With Cavadia's withdrawal from literary life, her trace is lost. Scholarly sources give the date of her death as 1970, but the place of her death remains unknown.

== Works ==

=== Books ===

- Cavadia, Marie. Parthénies. Paris: Edward Sansot, 1918.
- Cavadia, Marie. Pluriel: Poèmes. Paris: E. Figuière, 1919.
  - [Review: Fontainas, André."Les poèmes." (book review) Mercure de France 520(15 Feb 1920), p. 180-184.]
- Cavadia, Marie. Printemps: poèmes. Bucarest: Cultura Naţională, 1929. (2nd ed.: Le Caire : Editions de la Revue du Caire, [s.d.])
  - [Review: Hoog, Armand. "'Printemps', de Marie Cavadia." Revue du Caire 9(1939), pp. 294–296.]
- Cavadia, Marie. Peau d'ange. Le Caire: Imprimerie E. & R. Schindler, 1944.
  - [Review: Wiet, Gaston. "Peau d'ange." Revue du Caire 69(1944), pp. 94–96, 410-412.]

=== Articles and Poems ===

- Cavadia, Marie. "La Danse et la vie." Athéna 1(1922), pp. 3–7.
- Cavadia, Marie. "Voyage autour d'une sonate." Revue du Caire 2(1938), pp. 182–184.
- Cavadia, Marie. "L'Air du mois." Revue du Caire 6(1939), pp. 556–559.
- Cavadia, Marie. "L'Air du mois." Revue du Caire 7(1939), pp. 103–105.
- Cavadia, Marie. "Sur la danse." Revue du Caire 8(1939), pp. 193–195.
- Cavadia, Marie. "A mourir de rire: Nouvelle." Revue du Caire 9(1939), pp. 258–265.
- Cavadia, Marie. "L'Air du mois: La quatrième dimension." Revue du Caire 10(1939), pp. 399–400.
- Cavadia, Marie. "Poèmes." Revue du Caire 11(1939), pp. 494–496.
- Cavadia, Marie. "Poèmes." Revue du Caire 12(1939), pp. 584–586.
- Cavadia, Marie. "La Guerre et le désordre des mots." Revue du Caire 13(1939), pp. 1–4.
- Cavadia, Marie. "La Messagère: Nouvelle." Revue du Caire 15(1940), pp. 270–281.
- Cavadia, Marie. "Un Poete chilien: Vicente Huidobro." Images 810(18 March 1945), p. [9].
- Cavadia, Marie. "Les Chants du zodiaque." (unpublished, selections), in: Kober, Marc (ed.) Entre Nil et sable: Écrivains d'Égypte d'expression française (1920-1960).
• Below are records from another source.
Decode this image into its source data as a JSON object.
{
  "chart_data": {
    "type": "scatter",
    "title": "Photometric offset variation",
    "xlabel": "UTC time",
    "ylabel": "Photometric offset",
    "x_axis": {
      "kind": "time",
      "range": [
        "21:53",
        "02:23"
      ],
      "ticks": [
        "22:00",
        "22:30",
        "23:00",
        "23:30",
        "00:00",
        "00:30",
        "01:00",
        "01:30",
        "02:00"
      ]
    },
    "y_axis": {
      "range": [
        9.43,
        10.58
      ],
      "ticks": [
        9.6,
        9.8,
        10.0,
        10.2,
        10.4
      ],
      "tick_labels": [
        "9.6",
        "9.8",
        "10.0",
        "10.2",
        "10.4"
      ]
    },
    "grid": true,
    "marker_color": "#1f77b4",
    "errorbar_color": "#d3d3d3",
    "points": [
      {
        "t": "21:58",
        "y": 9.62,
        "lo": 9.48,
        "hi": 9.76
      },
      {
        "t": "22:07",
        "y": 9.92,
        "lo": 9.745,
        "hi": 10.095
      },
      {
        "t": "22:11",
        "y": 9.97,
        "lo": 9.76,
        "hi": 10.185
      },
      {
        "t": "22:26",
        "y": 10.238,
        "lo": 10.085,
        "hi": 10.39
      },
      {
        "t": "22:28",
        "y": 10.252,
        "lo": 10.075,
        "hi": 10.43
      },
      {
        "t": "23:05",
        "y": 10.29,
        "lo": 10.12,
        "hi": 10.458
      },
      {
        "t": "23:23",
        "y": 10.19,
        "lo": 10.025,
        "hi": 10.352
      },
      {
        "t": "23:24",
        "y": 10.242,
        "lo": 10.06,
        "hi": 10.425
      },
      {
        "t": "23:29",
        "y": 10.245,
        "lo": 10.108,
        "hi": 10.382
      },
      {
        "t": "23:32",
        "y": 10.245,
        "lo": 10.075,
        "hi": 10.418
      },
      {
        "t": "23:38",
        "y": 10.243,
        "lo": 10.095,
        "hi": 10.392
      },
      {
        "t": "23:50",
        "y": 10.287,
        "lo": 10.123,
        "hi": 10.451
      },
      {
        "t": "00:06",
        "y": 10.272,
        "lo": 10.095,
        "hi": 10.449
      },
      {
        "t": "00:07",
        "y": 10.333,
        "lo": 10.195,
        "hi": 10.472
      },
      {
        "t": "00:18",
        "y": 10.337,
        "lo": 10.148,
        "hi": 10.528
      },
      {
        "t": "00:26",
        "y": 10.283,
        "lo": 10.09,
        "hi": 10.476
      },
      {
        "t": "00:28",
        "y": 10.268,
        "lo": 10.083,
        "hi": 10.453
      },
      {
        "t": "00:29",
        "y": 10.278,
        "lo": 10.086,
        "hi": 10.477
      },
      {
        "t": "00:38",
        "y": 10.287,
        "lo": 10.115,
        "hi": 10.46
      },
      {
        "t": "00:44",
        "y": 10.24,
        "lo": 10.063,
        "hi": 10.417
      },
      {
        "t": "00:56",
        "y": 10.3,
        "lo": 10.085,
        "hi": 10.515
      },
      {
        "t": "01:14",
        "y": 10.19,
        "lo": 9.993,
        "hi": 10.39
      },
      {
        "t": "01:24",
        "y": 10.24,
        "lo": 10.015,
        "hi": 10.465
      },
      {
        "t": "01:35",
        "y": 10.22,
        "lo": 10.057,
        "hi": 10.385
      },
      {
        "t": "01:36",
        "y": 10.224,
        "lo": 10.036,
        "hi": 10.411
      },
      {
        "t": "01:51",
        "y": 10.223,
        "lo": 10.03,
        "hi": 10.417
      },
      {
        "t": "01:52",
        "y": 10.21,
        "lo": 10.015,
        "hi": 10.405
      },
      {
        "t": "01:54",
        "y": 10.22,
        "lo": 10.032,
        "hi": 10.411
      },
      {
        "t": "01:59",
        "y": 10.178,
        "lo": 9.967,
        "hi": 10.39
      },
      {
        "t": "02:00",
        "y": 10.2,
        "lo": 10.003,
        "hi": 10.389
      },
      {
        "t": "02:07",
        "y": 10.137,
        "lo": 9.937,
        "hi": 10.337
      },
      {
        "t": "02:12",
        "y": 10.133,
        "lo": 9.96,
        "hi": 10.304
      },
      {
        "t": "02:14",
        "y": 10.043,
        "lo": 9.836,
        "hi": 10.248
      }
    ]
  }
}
Paris: Centre National de Documentation Pedagogique, 1999, pp. 292–293

=== Scenarios ===

- Cavadia, Marie. "Son aventure: Scénario inedit." Marianne 10(1934), p. 15.

=== Book reviews ===

- Cavadia, Marie. "Les hommes oubliés de Dieu." (book review) Revue du Caire 31(1941), pp. 214–215).